Shripad Joshi, the president of the Akhil Bharatiya Marathi Sahitya Mahamandal, on Wednesday resigned following the controversy over the withdrawal of author Nayantara Sahgal’s invitation to a literary meeting in Maharashtra, PTI reported.
Joshi had invited Sahgal as the the chief guest and keynote speaker for the 92nd All India Marathi Meet, which is scheduled to be begin at Yavatmal on Friday. The literary meeting is held under the aegis of the Mahamandal. The invitation was revoked on Sunday after some workers of the Maharashtra Navnirman Sena objected to it. The organisers said they wanted to “avoid any untoward incident and in view of the controversy that has cropped up against her name”.
“I have sent an email tendering my resignation to the organisers and I have been portrayed in a wrong manner,” Joshi said in a statement, according to the Hindustan Times. “I plan to meet Nayantara Sahgal in Delhi and explain my situation.”
Maharashtra Navnirman Sena chief Raj Thackeray had said that his party was not against inviting Sahgal to the meet, and expressed regret for the trouble the organisers had faced. Several people, including other authors and politicians, have since condemned the revocation of the invitation.

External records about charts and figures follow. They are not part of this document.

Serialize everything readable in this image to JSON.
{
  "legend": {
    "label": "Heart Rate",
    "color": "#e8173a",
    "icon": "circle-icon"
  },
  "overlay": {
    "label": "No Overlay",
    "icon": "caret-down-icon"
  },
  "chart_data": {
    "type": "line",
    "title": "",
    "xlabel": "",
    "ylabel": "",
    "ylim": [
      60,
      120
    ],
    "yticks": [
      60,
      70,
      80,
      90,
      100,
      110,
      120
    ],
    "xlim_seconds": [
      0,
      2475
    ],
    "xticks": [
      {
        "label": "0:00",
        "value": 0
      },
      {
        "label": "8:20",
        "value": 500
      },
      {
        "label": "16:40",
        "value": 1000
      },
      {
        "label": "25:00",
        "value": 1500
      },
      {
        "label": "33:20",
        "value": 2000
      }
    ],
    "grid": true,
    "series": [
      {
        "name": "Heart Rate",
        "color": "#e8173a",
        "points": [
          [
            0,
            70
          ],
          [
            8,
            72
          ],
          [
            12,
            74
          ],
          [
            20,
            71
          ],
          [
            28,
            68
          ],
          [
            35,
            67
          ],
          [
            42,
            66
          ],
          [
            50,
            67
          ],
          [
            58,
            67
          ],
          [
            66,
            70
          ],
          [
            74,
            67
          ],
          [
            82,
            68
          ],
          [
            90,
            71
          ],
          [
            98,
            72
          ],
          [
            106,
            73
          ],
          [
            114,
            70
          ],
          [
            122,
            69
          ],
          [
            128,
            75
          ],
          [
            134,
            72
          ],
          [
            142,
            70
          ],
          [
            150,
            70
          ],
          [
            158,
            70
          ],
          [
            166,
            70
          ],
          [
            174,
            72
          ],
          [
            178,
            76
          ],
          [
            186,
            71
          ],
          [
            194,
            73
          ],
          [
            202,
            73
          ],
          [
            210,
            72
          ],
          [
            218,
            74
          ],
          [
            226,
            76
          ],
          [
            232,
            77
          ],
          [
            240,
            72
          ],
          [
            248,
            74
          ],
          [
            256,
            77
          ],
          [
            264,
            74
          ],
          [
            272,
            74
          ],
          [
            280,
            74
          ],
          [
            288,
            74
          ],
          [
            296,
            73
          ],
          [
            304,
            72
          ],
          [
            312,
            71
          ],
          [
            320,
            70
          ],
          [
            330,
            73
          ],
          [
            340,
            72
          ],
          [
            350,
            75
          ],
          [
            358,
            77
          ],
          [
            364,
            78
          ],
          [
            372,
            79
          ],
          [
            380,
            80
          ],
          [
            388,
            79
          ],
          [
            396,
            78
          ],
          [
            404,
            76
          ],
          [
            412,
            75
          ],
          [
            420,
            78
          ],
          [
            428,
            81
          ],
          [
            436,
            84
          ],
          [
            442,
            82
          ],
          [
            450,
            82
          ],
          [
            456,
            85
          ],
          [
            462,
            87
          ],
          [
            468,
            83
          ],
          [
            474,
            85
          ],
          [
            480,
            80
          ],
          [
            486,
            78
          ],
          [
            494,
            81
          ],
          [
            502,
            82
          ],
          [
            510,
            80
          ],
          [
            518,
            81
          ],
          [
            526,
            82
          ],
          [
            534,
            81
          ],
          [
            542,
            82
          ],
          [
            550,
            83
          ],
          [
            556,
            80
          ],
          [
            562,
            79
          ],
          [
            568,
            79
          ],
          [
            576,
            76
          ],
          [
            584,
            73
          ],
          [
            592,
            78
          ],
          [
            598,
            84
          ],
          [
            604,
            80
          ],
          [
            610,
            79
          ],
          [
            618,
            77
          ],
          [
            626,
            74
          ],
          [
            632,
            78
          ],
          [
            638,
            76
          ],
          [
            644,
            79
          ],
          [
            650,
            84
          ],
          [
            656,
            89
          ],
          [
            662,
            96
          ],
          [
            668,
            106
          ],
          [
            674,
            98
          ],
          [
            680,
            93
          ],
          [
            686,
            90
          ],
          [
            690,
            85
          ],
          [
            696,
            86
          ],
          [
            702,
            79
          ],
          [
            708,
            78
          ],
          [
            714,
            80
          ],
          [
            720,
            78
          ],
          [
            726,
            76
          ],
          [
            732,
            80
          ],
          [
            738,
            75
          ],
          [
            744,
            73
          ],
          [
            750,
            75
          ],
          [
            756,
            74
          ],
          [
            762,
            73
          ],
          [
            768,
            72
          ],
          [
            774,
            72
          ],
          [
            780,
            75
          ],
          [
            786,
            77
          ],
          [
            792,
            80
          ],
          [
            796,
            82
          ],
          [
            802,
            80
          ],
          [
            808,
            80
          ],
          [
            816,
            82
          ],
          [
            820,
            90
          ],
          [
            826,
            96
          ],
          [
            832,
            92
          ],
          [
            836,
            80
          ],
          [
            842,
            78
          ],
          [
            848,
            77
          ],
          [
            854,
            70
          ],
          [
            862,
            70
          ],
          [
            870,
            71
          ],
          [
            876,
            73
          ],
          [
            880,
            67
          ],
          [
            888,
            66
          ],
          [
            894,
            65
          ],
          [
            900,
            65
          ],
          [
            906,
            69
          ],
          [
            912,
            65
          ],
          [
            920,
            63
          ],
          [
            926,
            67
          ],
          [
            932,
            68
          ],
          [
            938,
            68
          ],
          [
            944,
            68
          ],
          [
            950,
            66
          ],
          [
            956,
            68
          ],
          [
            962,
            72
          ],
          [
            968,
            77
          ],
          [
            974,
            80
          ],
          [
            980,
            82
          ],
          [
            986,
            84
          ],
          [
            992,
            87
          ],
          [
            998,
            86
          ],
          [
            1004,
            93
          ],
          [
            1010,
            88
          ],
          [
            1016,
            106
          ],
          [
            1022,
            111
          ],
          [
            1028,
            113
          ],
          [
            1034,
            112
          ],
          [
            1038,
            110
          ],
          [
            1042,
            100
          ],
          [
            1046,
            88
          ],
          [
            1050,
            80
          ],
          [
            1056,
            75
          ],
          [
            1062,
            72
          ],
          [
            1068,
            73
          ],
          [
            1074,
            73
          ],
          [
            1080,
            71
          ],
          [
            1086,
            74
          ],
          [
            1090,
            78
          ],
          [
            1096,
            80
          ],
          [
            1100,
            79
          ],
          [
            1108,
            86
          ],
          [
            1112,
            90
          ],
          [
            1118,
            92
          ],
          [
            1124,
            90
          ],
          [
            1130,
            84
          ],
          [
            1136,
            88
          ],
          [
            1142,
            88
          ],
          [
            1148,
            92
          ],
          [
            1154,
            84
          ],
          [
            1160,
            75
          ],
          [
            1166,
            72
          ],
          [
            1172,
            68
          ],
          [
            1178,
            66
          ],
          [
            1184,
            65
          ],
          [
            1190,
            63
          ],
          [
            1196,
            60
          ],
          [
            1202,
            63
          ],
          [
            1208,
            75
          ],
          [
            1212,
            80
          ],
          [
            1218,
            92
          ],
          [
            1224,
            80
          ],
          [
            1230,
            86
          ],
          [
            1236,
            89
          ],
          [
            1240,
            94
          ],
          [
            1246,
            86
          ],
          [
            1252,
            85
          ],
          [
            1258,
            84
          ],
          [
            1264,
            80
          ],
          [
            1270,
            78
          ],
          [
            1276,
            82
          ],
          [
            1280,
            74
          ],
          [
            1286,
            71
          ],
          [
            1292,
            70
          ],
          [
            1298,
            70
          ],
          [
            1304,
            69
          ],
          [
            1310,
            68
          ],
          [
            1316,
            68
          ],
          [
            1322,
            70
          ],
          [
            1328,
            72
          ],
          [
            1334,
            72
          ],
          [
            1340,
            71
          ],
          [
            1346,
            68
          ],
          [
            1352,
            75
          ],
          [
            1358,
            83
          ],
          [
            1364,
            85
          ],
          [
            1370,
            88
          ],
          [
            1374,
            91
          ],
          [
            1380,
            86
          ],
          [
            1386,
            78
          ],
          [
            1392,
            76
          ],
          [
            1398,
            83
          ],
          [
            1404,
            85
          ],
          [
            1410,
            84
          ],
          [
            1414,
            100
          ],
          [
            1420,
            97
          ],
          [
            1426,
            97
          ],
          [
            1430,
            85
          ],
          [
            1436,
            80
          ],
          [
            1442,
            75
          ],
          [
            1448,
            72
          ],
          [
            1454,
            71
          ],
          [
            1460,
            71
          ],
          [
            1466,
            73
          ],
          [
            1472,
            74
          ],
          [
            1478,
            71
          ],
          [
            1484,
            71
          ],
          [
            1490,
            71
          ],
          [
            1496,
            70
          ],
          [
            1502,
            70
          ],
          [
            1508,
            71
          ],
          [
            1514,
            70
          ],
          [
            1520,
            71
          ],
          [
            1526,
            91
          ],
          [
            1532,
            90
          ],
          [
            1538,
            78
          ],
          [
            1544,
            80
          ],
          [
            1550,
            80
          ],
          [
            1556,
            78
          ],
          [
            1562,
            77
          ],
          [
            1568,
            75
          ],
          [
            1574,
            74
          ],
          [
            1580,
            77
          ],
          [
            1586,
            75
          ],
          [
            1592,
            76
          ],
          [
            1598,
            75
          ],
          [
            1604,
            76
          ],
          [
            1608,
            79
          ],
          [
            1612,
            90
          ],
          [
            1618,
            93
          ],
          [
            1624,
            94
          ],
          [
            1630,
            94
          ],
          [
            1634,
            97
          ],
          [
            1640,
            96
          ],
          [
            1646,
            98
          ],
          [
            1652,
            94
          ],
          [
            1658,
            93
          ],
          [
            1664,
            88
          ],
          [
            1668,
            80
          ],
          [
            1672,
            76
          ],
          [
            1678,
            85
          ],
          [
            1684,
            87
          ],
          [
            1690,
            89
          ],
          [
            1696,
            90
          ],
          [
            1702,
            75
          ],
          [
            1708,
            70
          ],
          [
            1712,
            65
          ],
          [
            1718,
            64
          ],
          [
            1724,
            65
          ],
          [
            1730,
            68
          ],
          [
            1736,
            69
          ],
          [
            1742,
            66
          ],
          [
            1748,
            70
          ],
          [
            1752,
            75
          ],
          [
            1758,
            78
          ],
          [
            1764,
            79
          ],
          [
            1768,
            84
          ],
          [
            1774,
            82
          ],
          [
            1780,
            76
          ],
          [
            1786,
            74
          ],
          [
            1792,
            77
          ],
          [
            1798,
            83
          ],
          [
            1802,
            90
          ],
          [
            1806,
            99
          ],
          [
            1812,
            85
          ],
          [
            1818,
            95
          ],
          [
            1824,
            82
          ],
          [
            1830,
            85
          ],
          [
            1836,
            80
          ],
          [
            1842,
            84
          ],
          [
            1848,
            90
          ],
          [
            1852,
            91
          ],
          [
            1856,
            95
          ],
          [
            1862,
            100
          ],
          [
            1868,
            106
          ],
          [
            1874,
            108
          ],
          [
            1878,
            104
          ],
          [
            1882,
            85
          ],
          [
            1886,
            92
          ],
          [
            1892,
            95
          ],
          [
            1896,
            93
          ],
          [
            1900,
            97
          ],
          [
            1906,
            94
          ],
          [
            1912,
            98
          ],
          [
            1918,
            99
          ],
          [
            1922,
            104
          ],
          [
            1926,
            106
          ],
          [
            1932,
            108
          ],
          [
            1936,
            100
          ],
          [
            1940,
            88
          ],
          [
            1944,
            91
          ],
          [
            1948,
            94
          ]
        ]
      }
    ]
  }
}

The 91-year-old author, who was at the forefront of the “award-wapsi” campaign in 2015, had said on Monday that she will not attend the 92nd all-India Marathi Sahitya Sammelan this week, even if a fresh invitation is issued to her. On Tuesday, she said it was obvious that political pressure by those who are in power in Maharashtra led to her invitation being cancelled.
In October 2015, Sahgal had given back her Sahitya Akademi award, which she had won for her novel Rich Like Us in 1986. She had returned the award as a protest against the increasing intolerance in the country, attacks on the right to dissent in India and the Sahitya Akademi’s silence over attacks on writers and rationalists in the country.